Brooms for Beer: City Enlists Alcoholic Street Cleaners

The city will pay the alcoholics in cash, tobacco and beer.

ByABC News
November 23, 2013, 4:51 AM

Nov. 23, 2013— -- Amsterdam has begun employing alcoholics to clean the city's streets, paying them in cash, tobacco and beer. City authorities say it's solving the problems related to public drunkenness. Critics question whether the program unethically enables addiction.

The idea came about some time ago in a somewhat messy way in Amsterdam's Oosterpark. The green space near the city center, with its duck pond and expansive lawns, was a pleasant retreat for families. If not for the drinking, that is. "There were complaints from residents for years," says Caspar Itz, spokesman for the Oost district government. A group of as many as 40 alcoholics were making the park unsafe, he says, with fist fights, public urination and plenty of shouting.

City authorities tried everything to fix the problem, Itz says, including fines and an absolute ban on alcohol in the park. It was all in vain, until someone came up with the street cleaning project.

It's the brand of social work that could only happen in Amsterdam, one of Europe's most liberal big cities, where relaxed pragmatism dominates drug policy and the occasional waft of cannabis smoke blows across nearly every street corner.

The deal works as follows: Alcoholics are provided with a broom to go about keeping the streets and parks clean. In return they receive €10 ($13.50) per day, as well as a half a pack of rolling tobacco and up to five cans of beer -- two in the morning, two in the afternoon and one more after they finish the day's work.
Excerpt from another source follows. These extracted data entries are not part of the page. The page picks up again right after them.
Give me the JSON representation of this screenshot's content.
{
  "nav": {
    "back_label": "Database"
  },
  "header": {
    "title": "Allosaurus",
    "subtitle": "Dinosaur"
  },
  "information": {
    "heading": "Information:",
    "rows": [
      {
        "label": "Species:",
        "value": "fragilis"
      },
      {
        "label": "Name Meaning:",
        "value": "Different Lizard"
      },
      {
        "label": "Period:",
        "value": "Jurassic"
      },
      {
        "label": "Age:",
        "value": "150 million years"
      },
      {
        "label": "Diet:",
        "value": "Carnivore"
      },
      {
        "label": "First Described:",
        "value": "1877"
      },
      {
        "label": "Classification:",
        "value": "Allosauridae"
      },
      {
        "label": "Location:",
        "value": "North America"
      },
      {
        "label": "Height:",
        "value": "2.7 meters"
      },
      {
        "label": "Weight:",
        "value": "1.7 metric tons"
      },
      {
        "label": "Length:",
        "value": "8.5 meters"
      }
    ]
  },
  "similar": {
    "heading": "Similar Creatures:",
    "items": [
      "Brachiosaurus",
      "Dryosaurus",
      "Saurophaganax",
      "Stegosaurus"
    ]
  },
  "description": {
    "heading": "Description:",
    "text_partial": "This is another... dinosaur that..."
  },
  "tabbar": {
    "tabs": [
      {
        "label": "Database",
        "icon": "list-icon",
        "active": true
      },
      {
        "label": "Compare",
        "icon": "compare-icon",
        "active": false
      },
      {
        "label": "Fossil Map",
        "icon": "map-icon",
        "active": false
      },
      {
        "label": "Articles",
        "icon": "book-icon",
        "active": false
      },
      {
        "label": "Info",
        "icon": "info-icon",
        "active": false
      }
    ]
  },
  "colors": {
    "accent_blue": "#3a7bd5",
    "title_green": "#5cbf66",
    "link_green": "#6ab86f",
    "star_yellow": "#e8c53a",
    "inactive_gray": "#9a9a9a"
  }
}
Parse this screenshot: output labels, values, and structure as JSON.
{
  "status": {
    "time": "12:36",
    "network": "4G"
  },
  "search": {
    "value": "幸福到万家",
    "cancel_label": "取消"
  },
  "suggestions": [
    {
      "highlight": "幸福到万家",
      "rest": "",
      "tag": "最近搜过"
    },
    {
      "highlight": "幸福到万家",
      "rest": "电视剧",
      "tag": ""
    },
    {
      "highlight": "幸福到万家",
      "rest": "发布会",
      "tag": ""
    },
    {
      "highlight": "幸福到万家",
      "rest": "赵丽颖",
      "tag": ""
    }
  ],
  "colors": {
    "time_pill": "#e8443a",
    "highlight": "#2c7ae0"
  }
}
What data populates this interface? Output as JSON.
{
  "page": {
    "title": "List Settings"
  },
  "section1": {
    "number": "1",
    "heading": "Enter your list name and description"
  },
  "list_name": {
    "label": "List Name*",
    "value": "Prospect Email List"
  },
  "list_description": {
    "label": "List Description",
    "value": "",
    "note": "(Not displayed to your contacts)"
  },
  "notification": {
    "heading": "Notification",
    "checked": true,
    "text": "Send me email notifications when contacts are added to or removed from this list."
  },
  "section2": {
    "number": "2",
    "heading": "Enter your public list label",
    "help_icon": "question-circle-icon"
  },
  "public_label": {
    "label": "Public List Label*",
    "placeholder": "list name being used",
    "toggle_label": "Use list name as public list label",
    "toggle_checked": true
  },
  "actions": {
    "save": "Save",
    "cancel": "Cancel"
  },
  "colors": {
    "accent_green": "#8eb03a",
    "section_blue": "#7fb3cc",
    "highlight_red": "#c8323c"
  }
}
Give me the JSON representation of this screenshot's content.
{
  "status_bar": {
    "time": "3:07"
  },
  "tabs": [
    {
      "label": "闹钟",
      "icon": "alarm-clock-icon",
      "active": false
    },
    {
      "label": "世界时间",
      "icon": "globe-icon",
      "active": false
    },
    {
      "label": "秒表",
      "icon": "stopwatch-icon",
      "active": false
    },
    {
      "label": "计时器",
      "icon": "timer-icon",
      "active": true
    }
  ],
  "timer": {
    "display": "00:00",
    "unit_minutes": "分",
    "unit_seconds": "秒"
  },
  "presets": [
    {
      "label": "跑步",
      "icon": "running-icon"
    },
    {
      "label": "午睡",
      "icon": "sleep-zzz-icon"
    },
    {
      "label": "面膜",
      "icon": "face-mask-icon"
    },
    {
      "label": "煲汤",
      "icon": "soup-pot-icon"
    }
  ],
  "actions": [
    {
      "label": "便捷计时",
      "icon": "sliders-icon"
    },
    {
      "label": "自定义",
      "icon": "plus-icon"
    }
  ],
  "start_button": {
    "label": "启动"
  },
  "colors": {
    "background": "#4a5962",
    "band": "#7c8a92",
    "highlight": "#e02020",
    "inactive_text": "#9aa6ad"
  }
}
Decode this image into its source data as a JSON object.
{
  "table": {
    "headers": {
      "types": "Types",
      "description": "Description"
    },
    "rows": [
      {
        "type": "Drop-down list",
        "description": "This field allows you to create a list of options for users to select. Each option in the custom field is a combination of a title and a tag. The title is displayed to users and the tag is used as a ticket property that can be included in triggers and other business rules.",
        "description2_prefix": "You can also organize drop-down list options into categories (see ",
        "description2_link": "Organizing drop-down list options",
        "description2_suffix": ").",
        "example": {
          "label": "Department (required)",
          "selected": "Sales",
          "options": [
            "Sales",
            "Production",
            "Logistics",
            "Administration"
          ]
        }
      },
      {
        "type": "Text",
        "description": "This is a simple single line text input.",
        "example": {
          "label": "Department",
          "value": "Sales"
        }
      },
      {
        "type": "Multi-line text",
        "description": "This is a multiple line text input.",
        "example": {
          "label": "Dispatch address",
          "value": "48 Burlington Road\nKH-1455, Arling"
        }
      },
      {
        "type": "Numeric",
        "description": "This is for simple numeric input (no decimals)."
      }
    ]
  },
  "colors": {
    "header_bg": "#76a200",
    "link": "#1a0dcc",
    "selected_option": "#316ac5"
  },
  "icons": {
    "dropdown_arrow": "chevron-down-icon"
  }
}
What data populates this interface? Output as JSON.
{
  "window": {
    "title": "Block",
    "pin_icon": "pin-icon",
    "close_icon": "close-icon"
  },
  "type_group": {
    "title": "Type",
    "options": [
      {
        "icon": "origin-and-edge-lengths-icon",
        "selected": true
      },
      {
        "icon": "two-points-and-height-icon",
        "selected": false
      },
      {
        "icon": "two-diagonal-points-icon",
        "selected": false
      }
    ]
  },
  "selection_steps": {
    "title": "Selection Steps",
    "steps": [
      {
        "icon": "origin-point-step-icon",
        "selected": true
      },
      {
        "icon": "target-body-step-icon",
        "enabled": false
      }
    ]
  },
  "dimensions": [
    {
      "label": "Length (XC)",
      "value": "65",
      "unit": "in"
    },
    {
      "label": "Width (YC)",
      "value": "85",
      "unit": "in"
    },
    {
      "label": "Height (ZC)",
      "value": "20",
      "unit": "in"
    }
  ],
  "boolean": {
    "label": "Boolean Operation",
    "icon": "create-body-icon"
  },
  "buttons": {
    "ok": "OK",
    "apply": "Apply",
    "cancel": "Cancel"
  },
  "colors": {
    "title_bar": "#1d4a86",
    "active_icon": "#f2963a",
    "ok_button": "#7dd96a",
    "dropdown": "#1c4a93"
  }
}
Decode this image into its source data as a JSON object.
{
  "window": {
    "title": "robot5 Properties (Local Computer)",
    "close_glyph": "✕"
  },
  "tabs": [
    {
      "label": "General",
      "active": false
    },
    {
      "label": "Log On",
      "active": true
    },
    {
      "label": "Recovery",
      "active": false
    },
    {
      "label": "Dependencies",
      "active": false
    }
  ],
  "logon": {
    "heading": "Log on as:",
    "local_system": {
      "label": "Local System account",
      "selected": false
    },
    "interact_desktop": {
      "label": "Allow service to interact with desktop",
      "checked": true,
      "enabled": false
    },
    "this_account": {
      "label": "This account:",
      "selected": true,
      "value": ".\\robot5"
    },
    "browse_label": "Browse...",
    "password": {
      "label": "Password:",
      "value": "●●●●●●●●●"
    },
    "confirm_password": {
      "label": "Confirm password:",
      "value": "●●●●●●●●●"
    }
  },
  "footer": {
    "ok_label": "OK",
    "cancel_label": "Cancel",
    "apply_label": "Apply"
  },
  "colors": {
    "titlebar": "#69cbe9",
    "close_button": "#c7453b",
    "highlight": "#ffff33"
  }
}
'We Need Alcohol to Function'

The project was developed with addiction experts about a year ago, Itz says, and it has been a resounding success. "These people get something to do, a structured daily routine," he says. "And they're gone from the park." Nineteen alcoholics are currently participating in the project, he says, hastily adding that the free beer is not meant as payment for their work, but rather as part of a medical treatment.

"It works like giving heroin to addicts," he says. "An addiction expert is always there and controls how much each individual is getting." Even the five cans of beer per day amount to less than what the alcoholics would be drinking if left to their own devices, he adds, which is one of the reasons why they don't just give out money. "We wouldn't have any control. With us, there's a fridge, and the fridge has a lock. And we decide when that lock is opened."

The project was the subject of a recent report by the news agency AFP, which said the atmosphere of mutual trust means if the supervisor is away, the alcoholics themselves write down how much they've had to drink.

"I think I can speak for the group and say that if they didn't give us beers then we wouldn't come," 45-year-old participant Frank told the agency. "We need alcohol to function, that's the disadvantage of chronic alcoholism."

German Experts Skeptical

The workday begins at 9 a.m. in a tool shed that functions as the project headquarters. Each person gets a coffee, a cigarette and two cans of Grolsch, a Dutch domestic brew. Then they don their neon orange safety vests, grab a garbage bag and litter picker and hit the streets of Amsterdam.